それでも、単なる金持ち叩きでなく、スクルージを魅力的で説得力あるキャラクターにするあたりがうまい。いま、この映画にシンパシーを感じる人は、限りなく多いはずだ。
ディケンズからの教訓は、英国から米国に覇権が移り変わった現代でも、まったくもって有効である。人類の歴史は常に繰り返しである事が、この内容が古びていないことからも証明されている。
この、古いが新しいストーリーを、最新のデジタル3D作品として映像化するあたりも心憎い。しかもこの立体加減がじつにメリハリを感じさせるもので、私が今年みた中でも一番の「飛び出し度合い」であった。音響も立体感にあふれ、まるで雨音につつまれるような体験をすることができる。アクションシーンとドラマの切り替わりのバランスもいい。
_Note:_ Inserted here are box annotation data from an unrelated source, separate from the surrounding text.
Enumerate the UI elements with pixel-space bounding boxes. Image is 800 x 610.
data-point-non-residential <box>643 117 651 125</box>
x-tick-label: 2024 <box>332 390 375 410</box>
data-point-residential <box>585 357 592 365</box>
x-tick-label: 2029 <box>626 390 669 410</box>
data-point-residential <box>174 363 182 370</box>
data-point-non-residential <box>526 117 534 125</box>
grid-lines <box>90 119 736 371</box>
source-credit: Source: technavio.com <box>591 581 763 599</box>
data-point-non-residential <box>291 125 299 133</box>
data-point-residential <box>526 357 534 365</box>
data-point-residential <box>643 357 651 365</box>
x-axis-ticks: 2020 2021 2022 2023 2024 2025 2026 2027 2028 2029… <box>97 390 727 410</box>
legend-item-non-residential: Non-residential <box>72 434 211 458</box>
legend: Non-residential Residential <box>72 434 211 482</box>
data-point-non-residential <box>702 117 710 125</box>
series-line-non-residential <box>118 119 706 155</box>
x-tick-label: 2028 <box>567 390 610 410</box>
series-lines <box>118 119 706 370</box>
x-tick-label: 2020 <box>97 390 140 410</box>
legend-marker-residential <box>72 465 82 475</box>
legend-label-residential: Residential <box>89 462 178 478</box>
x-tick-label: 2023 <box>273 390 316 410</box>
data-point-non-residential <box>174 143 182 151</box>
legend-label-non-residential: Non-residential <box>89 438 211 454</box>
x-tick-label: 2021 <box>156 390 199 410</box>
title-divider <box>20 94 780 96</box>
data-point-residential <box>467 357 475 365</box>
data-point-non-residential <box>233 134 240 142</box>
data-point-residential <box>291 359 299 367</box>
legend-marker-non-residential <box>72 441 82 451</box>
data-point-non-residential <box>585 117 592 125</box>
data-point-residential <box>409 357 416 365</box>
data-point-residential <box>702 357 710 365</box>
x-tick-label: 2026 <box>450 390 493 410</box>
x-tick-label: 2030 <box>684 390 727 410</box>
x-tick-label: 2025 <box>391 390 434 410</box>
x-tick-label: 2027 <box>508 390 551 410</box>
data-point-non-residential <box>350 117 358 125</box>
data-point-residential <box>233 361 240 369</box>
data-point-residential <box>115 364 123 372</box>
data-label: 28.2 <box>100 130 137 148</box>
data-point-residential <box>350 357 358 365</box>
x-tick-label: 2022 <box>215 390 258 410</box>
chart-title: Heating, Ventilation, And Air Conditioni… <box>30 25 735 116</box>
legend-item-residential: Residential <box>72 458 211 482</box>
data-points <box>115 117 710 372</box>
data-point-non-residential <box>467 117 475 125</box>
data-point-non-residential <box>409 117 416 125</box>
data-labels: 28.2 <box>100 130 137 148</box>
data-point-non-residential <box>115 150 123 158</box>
ロバート・ゼメキス監督が「ポーラー・エクスプレス」「ベオウルフ/呪われし勇者」と進化させてきたパフォーマンス・キャプチャー&CGアニメーションの技術は、ここで頂点に達した。子供が本気で怖がってしまうであろう不気味なビジュアルも素晴らしい。ラストシーンはもっと明るい色調にして、そこまでのダークなムードとのコントラストを強調したいところだが、これが立体映画の限界か、やや不発気味。そこが唯一、惜しいところだ。
小さな子供のいる方は、こういういい映画を積極的に鑑賞してほしいと思う。